Карл Маркс тоже, скорее всего интуитивно, понимал, что построение коммунистического общества невозможно без коренной трансформации сознания масс на глубоком психологическом уровне. Именно с этой целью и был им создан диалектический материализм. Пролетарии, которым предстояло совершить социалистическую революцию, конечно не вникали в философские тонкости этого учения, так же как и революционные массы во времена буржуазных революций не вникали в тонкости христианских догматов, но, тем не менее, ощущением своей исторической избранности и верой в возможность создания Рая на земле это учение их осеняло.
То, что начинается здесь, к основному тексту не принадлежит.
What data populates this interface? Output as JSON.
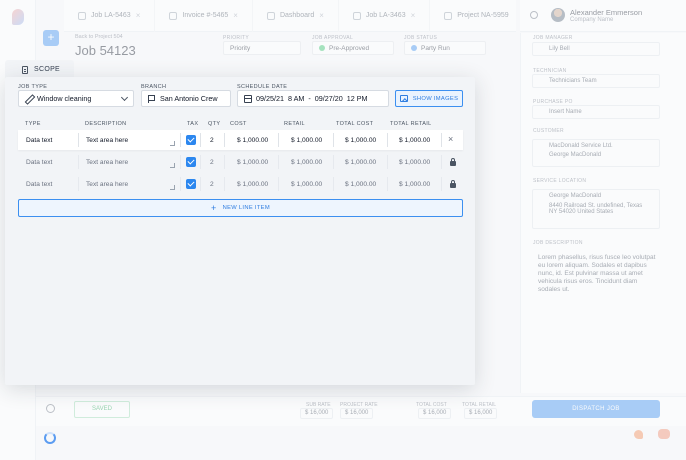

Для построения коммунизма в России нам тоже не избежать глубокой переоценки смысла нашей жизни.

* * * *

Начиная примерно со второй половины XIX века, историческая потребность Европейской цивилизации в дальнейшем освобождении духа человека от уз религиозной морали — говоря соответствующим языком, его дальнейшее грехопадение — призвала на помощь такие учения, как дарвинизм, марксизм, фрейдизм. Все эти учения (сюда же можно отнести и сравнительное языкознание, и космогонию Лапласа, и т. д.) имеют дело с эволюцией таких объектов, как человек, человеческое общество, душа человека, т. е. теми не обратимыми во времени процессами, объяснение которых традиционно было делом религии. Не удивительно поэтому, что все эти учения, отрицая существование Бога, сами проявляют, тем не менее, определенные признаки религиозности. Их создатели являются, по сути, пророками, которых озарило интроспективное знание. Они часто и психологически напоминают библейских пророков с их высокомерием, капризностью, нетерпимостью к инакомыслию. Для подтверждения истинности открывшихся им схем они, в отличие от пророков древности, не практиковали, конечно, чудотворения. Методы убеждения, используемые ими, гораздо более научны. Это — установление ассоциативных связей между изучаемыми явлениями и широкое использование принципа актуализации истории. Этот фундамент, однако, гораздо менее надежен, чем тот, на котором покоятся физические науки, т. е. на эксперименте и математической четкости теоретических построений. Эти учения принципиально не могли опереться на современную им физику, поскольку последняя ни в коем виде не содержала того, что мы называем необратимостью времени, т. е. именно того, что является основной чертой всех эволюционных учений.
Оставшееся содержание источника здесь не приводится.